Me gusta hacer el Camino
cuando el invierno se está convirtiendo en primavera. Los árboles se disfrazan
de piedra y son como esculturas de sí mismos en hierro oxidado, que se recortan
desnudas en el azul de un cielo inmisericorde, aunque a veces las nubes
piadosas vistan sus ramas como una floración de algodón celestial. Cuando las
rocas cubiertas de líquenes parecen troncos caídos, que se mimetizan con las
montañas viejas y grises, con neveros en lo alto, allá a lo lejos. Y mientras,
por contraste, las mejillas tersas y verdes de los praderíos muestran un bozo
suave y recién afeitado de hierba tierna, en una ostentosa celebración de vitalidad.
En el aire un aroma agridulce a descomposición y nacimiento. La decadencia y la
pujanza constituyen dos extremos de una misma realidad, que cuando se polariza
parece dual.
Un grupo de corzos trata de
hacerse invisible jugando al “escondite inglés”, alternando las rápidas
carreras con la inmovilidad absoluta, fundiéndose con el paisaje.
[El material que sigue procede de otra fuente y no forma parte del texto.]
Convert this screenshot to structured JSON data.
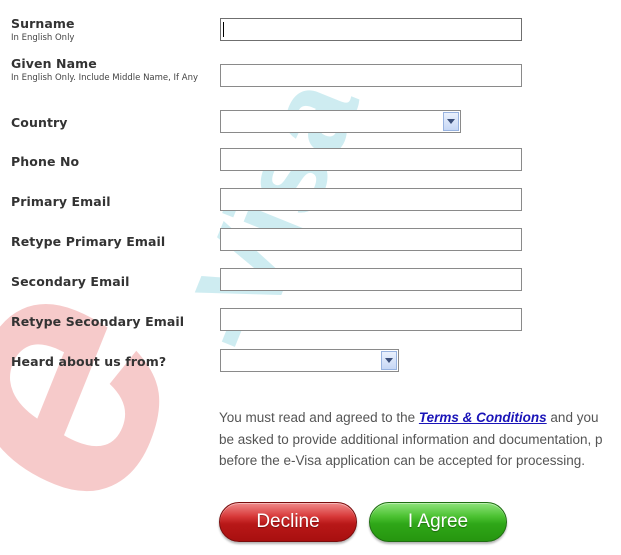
{
  "watermark": {
    "text": "e-Visa",
    "prefix": "e",
    "suffix": "-Visa",
    "prefix_color": "#e23030",
    "suffix_color": "#3fa8bb"
  },
  "fields": {
    "surname": {
      "label": "Surname",
      "hint": "In English Only",
      "value": ""
    },
    "given_name": {
      "label": "Given Name",
      "hint": "In English Only. Include Middle Name, If Any",
      "value": ""
    },
    "country": {
      "label": "Country",
      "selected": ""
    },
    "phone": {
      "label": "Phone No",
      "value": ""
    },
    "primary_email": {
      "label": "Primary Email",
      "value": ""
    },
    "retype_primary_email": {
      "label": "Retype Primary Email",
      "value": ""
    },
    "secondary_email": {
      "label": "Secondary Email",
      "value": ""
    },
    "retype_secondary_email": {
      "label": "Retype Secondary Email",
      "value": ""
    },
    "heard_about": {
      "label": "Heard about us from?",
      "selected": ""
    }
  },
  "notice": {
    "line1_before": "You must read and agreed to the ",
    "link_text": "Terms & Conditions",
    "line1_after": " and you",
    "line2": "be asked to provide additional information and documentation, p",
    "line3": "before the e-Visa application can be accepted for processing."
  },
  "buttons": {
    "decline": "Decline",
    "agree": "I Agree"
  },
  "colors": {
    "link": "#1a14b8",
    "decline": "#c21d1d",
    "agree": "#34ad1c",
    "select_arrow": "#c6d7f5"
  }
}
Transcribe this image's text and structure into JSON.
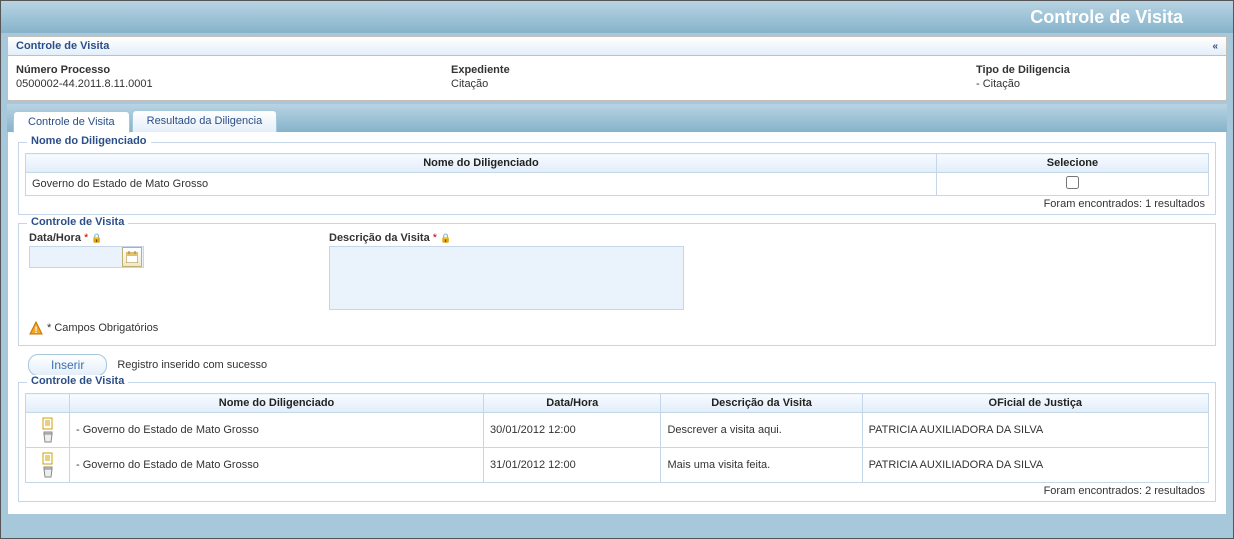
{
  "header": {
    "title": "Controle de Visita"
  },
  "mainPanel": {
    "title": "Controle de Visita",
    "process": {
      "label": "Número Processo",
      "value": "0500002-44.2011.8.11.0001"
    },
    "expediente": {
      "label": "Expediente",
      "value": "Citação"
    },
    "diligencia": {
      "label": "Tipo de Diligencia",
      "value": "- Citação"
    }
  },
  "tabs": {
    "t0": "Controle de Visita",
    "t1": "Resultado da Diligencia"
  },
  "diligenciadoPanel": {
    "title": "Nome do Diligenciado",
    "col_name": "Nome do Diligenciado",
    "col_select": "Selecione",
    "rows": {
      "r0": {
        "name": "Governo do Estado de Mato Grosso"
      }
    },
    "results": "Foram encontrados: 1 resultados"
  },
  "formPanel": {
    "title": "Controle de Visita",
    "date_label": "Data/Hora",
    "desc_label": "Descrição da Visita",
    "required_note": "* Campos Obrigatórios"
  },
  "insert": {
    "button": "Inserir",
    "message": "Registro inserido com sucesso"
  },
  "visitsPanel": {
    "title": "Controle de Visita",
    "col_name": "Nome do Diligenciado",
    "col_date": "Data/Hora",
    "col_desc": "Descrição da Visita",
    "col_officer": "OFicial de Justiça",
    "rows": {
      "r0": {
        "name": "- Governo do Estado de Mato Grosso",
        "date": "30/01/2012 12:00",
        "desc": "Descrever a visita aqui.",
        "officer": "PATRICIA AUXILIADORA DA SILVA"
      },
      "r1": {
        "name": "- Governo do Estado de Mato Grosso",
        "date": "31/01/2012 12:00",
        "desc": "Mais uma visita feita.",
        "officer": "PATRICIA AUXILIADORA DA SILVA"
      }
    },
    "results": "Foram encontrados: 2 resultados"
  }
}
El movimiento
y la quietud se oponen aparentemente, pero solo engañan al ojo poco avezado.
El sendero a veces pasa sobre
la hierba mullida que cede a la pisada y se vuelve inmediatamente a alzar, pero
otras agita las hojas secas del suelo, que vuelven a depositarse en la tierra
tras un fugaz revoloteo; a veces la bota es succionada por el cieno encharcado
y, en ocasiones, un desprendimiento de gravilla desliza el pie cuesta abajo.
Pero aunque muestre aspectos diferentes, el camino permanece.
Parece contradictorio, pero el
murmullo cadencioso del agua que corre, el cantar de los pájaros, el ruido de
la pisada o el ritmo de la respiración ayudan a crear silencio interior, que no
es falta de sonido, sino la integración de cada uno de ellos como parte de una
armonía superior.
La mente humana, a la que
tanto le gusta distinguir, separar y clasificar, nos quiere presentar como
opuestos el día y la noche, la juventud y la vejez, la vida y la muerte, cuando
son distintas manifestaciones de lo mismo. Porque la naturaleza no actúa de
forma lineal sino cíclica, y cuando un estado llega a su consumación, de alguna
manera marca otra vez un principio. El cambio constante forma parte de un continuum. La realidad verdadera se
aprehende cuando se renuncia a categorizarla y retenerla en un punto, y
simplemente se observa, se admira y se acepta, porque las distinciones son
categorías artificiales que nos separan de lo que es más cierto, de la unidad
de fondo que comparte todo lo creado.